O HuffPost do Reino Unido conversou com pessoas que defendem a manutenção da proibição do aborto no país. Muitos mencionaram suas criações católicas e os direitos das crianças não nascidas, mas outros afirmam que certos jovens estão votando "não" em reação ao movimento #MeToo. Um adolescente do sul de Dublin, a capital do país, afirmou: "Um monte de amigos meus caem nessa última categoria".

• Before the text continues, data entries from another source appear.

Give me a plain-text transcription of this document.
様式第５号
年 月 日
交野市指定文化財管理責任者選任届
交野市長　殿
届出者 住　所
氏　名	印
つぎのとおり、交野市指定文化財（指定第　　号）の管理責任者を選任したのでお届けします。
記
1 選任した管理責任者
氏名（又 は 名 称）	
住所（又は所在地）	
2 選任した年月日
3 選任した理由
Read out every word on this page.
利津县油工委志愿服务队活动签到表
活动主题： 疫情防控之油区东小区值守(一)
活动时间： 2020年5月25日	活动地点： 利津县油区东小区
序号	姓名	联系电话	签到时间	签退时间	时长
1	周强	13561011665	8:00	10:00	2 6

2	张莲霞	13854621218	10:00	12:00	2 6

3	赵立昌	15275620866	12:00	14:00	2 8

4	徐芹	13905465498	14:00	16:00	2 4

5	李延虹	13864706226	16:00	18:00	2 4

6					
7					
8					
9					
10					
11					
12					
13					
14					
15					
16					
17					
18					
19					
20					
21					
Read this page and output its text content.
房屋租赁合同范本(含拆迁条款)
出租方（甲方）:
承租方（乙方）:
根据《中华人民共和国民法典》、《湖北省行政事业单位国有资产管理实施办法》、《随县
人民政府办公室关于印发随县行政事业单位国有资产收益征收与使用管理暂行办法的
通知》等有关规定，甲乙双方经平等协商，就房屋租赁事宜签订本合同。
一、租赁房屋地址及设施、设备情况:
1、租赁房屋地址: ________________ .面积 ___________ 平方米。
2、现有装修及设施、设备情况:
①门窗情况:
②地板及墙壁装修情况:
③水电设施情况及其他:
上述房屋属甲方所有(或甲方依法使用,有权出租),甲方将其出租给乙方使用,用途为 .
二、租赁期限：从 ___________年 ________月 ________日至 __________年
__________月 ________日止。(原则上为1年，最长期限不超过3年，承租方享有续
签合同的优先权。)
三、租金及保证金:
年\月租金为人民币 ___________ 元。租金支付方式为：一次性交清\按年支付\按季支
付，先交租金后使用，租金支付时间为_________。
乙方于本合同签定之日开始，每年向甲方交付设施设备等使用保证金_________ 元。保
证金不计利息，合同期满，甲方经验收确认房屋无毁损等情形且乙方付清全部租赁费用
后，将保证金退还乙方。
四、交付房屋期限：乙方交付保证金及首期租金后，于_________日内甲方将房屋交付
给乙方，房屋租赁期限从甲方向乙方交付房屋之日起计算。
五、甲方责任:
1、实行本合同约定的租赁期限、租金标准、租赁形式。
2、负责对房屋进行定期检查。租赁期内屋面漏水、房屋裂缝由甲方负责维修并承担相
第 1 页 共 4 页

"Eles acham que o movimento Me Too faz mais mal que bem", disse o estudante, que pediu para não ter seu nome publicado. "Eles associam as feministas a pessoas que acham que as mulheres são melhores que os homens e, portanto, tudo isso acaba misturado no referendo."

A votação desta sexta-feira (25) acontece depois de semanas de debates tensos sobre a oitava emenda à Constituição da Irlanda, que proíbe o aborto. Se "sim" for vitorioso, o governo vai mudar a legislação para que mulheres com menos de 12 semanas de gestação possam abortar legalmente. Se, depois de 12 semanas, houver risco para a vida da mãe ou se existirem graves riscos à sua saúde, dois profissionais da saúde decidirão se a gravidez poderá ser interrompida.

Diarmuid Gallagher, estudante de 21 anos, disse que decidiu votar pelo não há apenas três semanas. Gallagher disse ter pesquisado em sites do governo e de saúde, além de ler os materiais distribuídos pelas campanhas. Gallagher contou, em entrevista, que a permissão do aborto por motivos de saúde mental é um equívoco. "Não existe proteção real para a saúde dos bebês, o que é uma das coisas mais importantes na minha opinião."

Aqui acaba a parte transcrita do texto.